The Cost of Coordination at Scale

The overhead required to coordinate large-scale institutional activity is not friction — it is the price the system pays for collective action.

Coordination as Cost

Every collective action involves coordination costs — the resources consumed in aligning the behaviour of multiple independent actors around a shared objective. These costs are real, they do not approach zero regardless of how well the coordination mechanism is designed, and they scale with the number and heterogeneity of the actors being coordinated. The institution that coordinates a hundred actors with divergent interests spends a meaningful fraction of its total resource budget on the coordination itself, not on the productive activities the coordination is designed to enable.

This coordination cost is the price of scale — the overhead that makes large-scale collective action more expensive per unit of output than small-scale collective action, even when the large-scale activity benefits from efficiencies that the small-scale activity cannot achieve. Understanding this cost structure is essential for institutional design: the question is not how to eliminate coordination costs, which is impossible, but how to design coordination mechanisms that minimise the cost per unit of coordination achieved — and how to ensure that the benefits of large-scale coordination exceed its costs, which they do not always do.
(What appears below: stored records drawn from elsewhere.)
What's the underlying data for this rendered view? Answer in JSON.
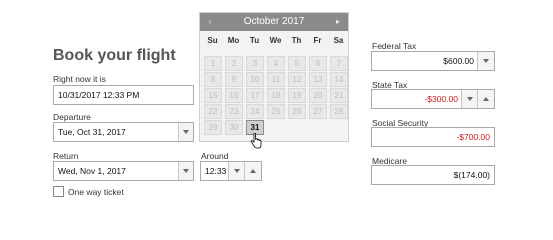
{
  "form": {
    "title": "Book your flight",
    "now_label": "Right now it is",
    "now_value": "10/31/2017 12:33 PM",
    "departure_label": "Departure",
    "departure_value": "Tue, Oct 31, 2017",
    "return_label": "Return",
    "return_value": "Wed, Nov 1, 2017",
    "around_label": "Around",
    "around_value": "12:33",
    "one_way_label": "One way ticket"
  },
  "calendar": {
    "month": "October 2017",
    "prev_icon": "‹",
    "next_icon": "▸",
    "weekdays": [
      "Su",
      "Mo",
      "Tu",
      "We",
      "Th",
      "Fr",
      "Sa"
    ],
    "days": [
      [
        "1",
        "2",
        "3",
        "4",
        "5",
        "6",
        "7"
      ],
      [
        "8",
        "9",
        "10",
        "11",
        "12",
        "13",
        "14"
      ],
      [
        "15",
        "16",
        "17",
        "18",
        "19",
        "20",
        "21"
      ],
      [
        "22",
        "23",
        "24",
        "25",
        "26",
        "27",
        "28"
      ],
      [
        "29",
        "30",
        "31"
      ]
    ],
    "selected": "31"
  },
  "taxes": {
    "federal_label": "Federal Tax",
    "federal_value": "$600.00",
    "state_label": "State Tax",
    "state_value": "-$300.00",
    "social_label": "Social Security",
    "social_value": "-$700.00",
    "medicare_label": "Medicare",
    "medicare_value": "$(174.00)"
  },
  "colors": {
    "negative": "#d01a1a",
    "calendar_header": "#8a8a8a"
  }
}
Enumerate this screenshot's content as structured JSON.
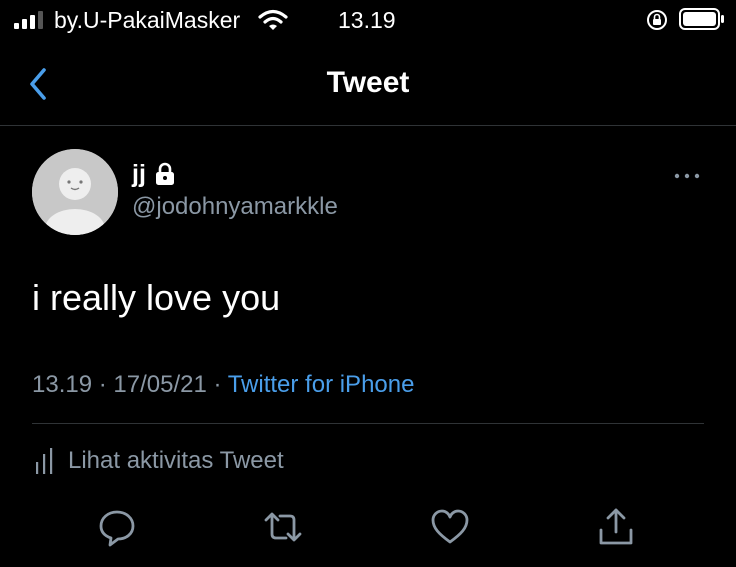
{
  "status_bar": {
    "carrier": "by.U-PakaiMasker",
    "time": "13.19",
    "icons": [
      "signal-icon",
      "wifi-icon",
      "orientation-lock-icon",
      "battery-icon"
    ]
  },
  "nav": {
    "title": "Tweet",
    "back_icon": "chevron-left-icon"
  },
  "tweet": {
    "author_name": "jj",
    "author_handle": "@jodohnyamarkkle",
    "protected_icon": "lock-icon",
    "text": "i really love you",
    "timestamp": "13.19 · 17/05/21 · ",
    "source": "Twitter for iPhone",
    "activity_label": "Lihat aktivitas Tweet",
    "actions": [
      "reply-icon",
      "retweet-icon",
      "like-icon",
      "share-icon"
    ]
  },
  "colors": {
    "background": "#000000",
    "text": "#ffffff",
    "secondary_text": "#8b98a5",
    "accent": "#4a9eea",
    "divider": "#2f3336"
  }
}
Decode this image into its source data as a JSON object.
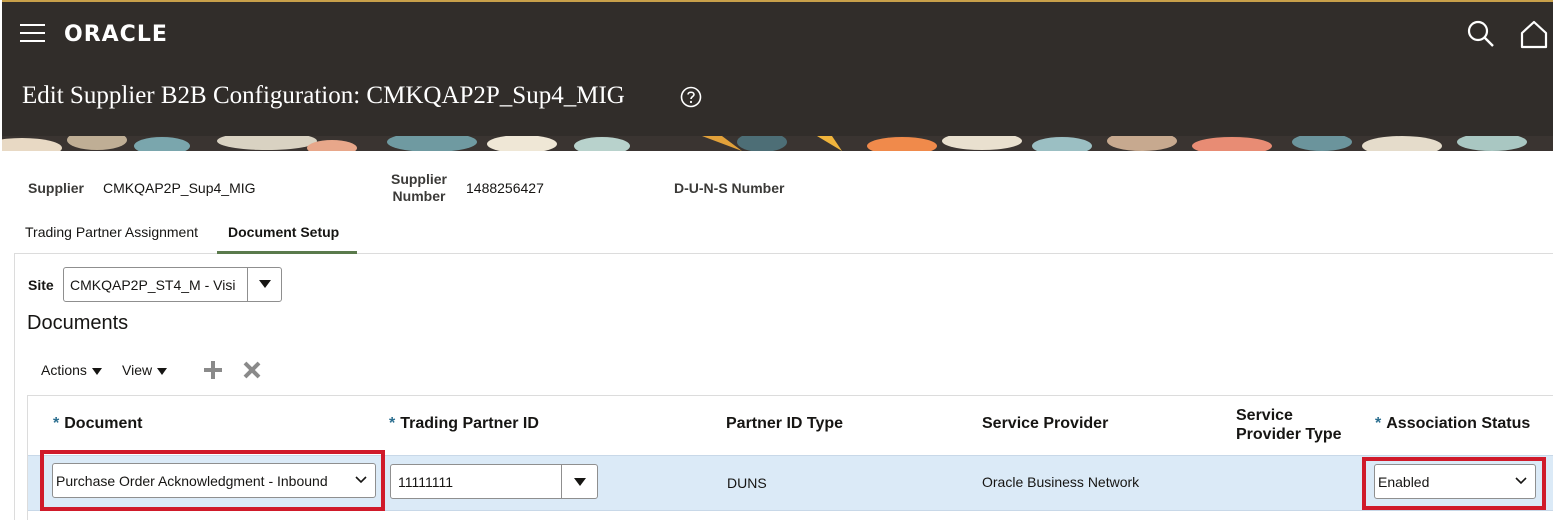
{
  "app": {
    "logo": "ORACLE",
    "page_title": "Edit Supplier B2B Configuration: CMKQAP2P_Sup4_MIG"
  },
  "supplier_info": {
    "supplier_label": "Supplier",
    "supplier_value": "CMKQAP2P_Sup4_MIG",
    "supplier_number_label_1": "Supplier",
    "supplier_number_label_2": "Number",
    "supplier_number_value": "1488256427",
    "duns_label": "D-U-N-S Number"
  },
  "tabs": [
    {
      "label": "Trading Partner Assignment",
      "active": false
    },
    {
      "label": "Document Setup",
      "active": true
    }
  ],
  "site": {
    "label": "Site",
    "value": "CMKQAP2P_ST4_M - Visi"
  },
  "documents": {
    "title": "Documents",
    "toolbar": {
      "actions_label": "Actions",
      "view_label": "View"
    },
    "columns": {
      "document": "Document",
      "trading_partner_id": "Trading Partner ID",
      "partner_id_type": "Partner ID Type",
      "service_provider": "Service Provider",
      "service_provider_type_1": "Service",
      "service_provider_type_2": "Provider Type",
      "association_status": "Association Status"
    },
    "rows": [
      {
        "document": "Purchase Order Acknowledgment - Inbound",
        "trading_partner_id": "11111111",
        "partner_id_type": "DUNS",
        "service_provider": "Oracle Business Network",
        "service_provider_type": "",
        "association_status": "Enabled"
      }
    ]
  },
  "colors": {
    "header_bg": "#312d2a",
    "required_marker": "#2b6e8f",
    "selected_row": "#dbeaf7",
    "highlight": "#d01a2a",
    "active_tab": "#5a7a4c"
  }
}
Where Coordination Costs Are Highest

Coordination costs are highest where the actors being coordinated have the most divergent interests, the most information asymmetry between them, and the least established trust and shared framework for resolving disagreements. International institutional coordination faces all three of these conditions simultaneously — sovereign actors with genuinely divergent interests, significant information asymmetry between parties, and limited shared normative frameworks — which is why international institutional action is persistently more expensive and less reliable than domestic institutional action, even when the international objective is as urgent as the domestic one.
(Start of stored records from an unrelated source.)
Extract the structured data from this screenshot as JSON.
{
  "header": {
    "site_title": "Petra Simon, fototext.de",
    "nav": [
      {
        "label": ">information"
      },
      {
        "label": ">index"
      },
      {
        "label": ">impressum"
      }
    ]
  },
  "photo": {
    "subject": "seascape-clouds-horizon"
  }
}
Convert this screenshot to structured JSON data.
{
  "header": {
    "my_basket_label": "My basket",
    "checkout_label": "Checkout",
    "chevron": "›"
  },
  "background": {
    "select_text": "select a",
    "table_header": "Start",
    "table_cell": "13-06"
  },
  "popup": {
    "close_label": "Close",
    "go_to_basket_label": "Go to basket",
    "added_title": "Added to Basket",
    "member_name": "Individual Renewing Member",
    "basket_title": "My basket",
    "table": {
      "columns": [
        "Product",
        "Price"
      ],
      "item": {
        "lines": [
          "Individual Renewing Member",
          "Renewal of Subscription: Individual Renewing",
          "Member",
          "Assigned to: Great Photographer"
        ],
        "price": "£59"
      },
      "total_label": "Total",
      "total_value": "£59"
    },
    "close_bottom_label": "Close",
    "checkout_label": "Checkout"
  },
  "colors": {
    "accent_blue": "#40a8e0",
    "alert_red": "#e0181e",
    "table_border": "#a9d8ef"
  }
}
Coordination Cost Reduction

Reducing coordination costs without reducing the scale of coordination requires investment in the infrastructure that reduces them: the shared frameworks that reduce the need for bilateral agreement on basic norms, the trust-building relationships that reduce the verification costs of every transaction, the information sharing arrangements that reduce the information asymmetry that makes coordination uncertain and expensive. Each of these investments has a cost in the current period. Each reduces coordination costs in every subsequent period during which the infrastructure is maintained.

Coordination overhead is not waste — it is the minimum cost of collective action. The institution that tries to eliminate it rather than optimise it produces either coordination failure or the illusion of coordination, which is worse.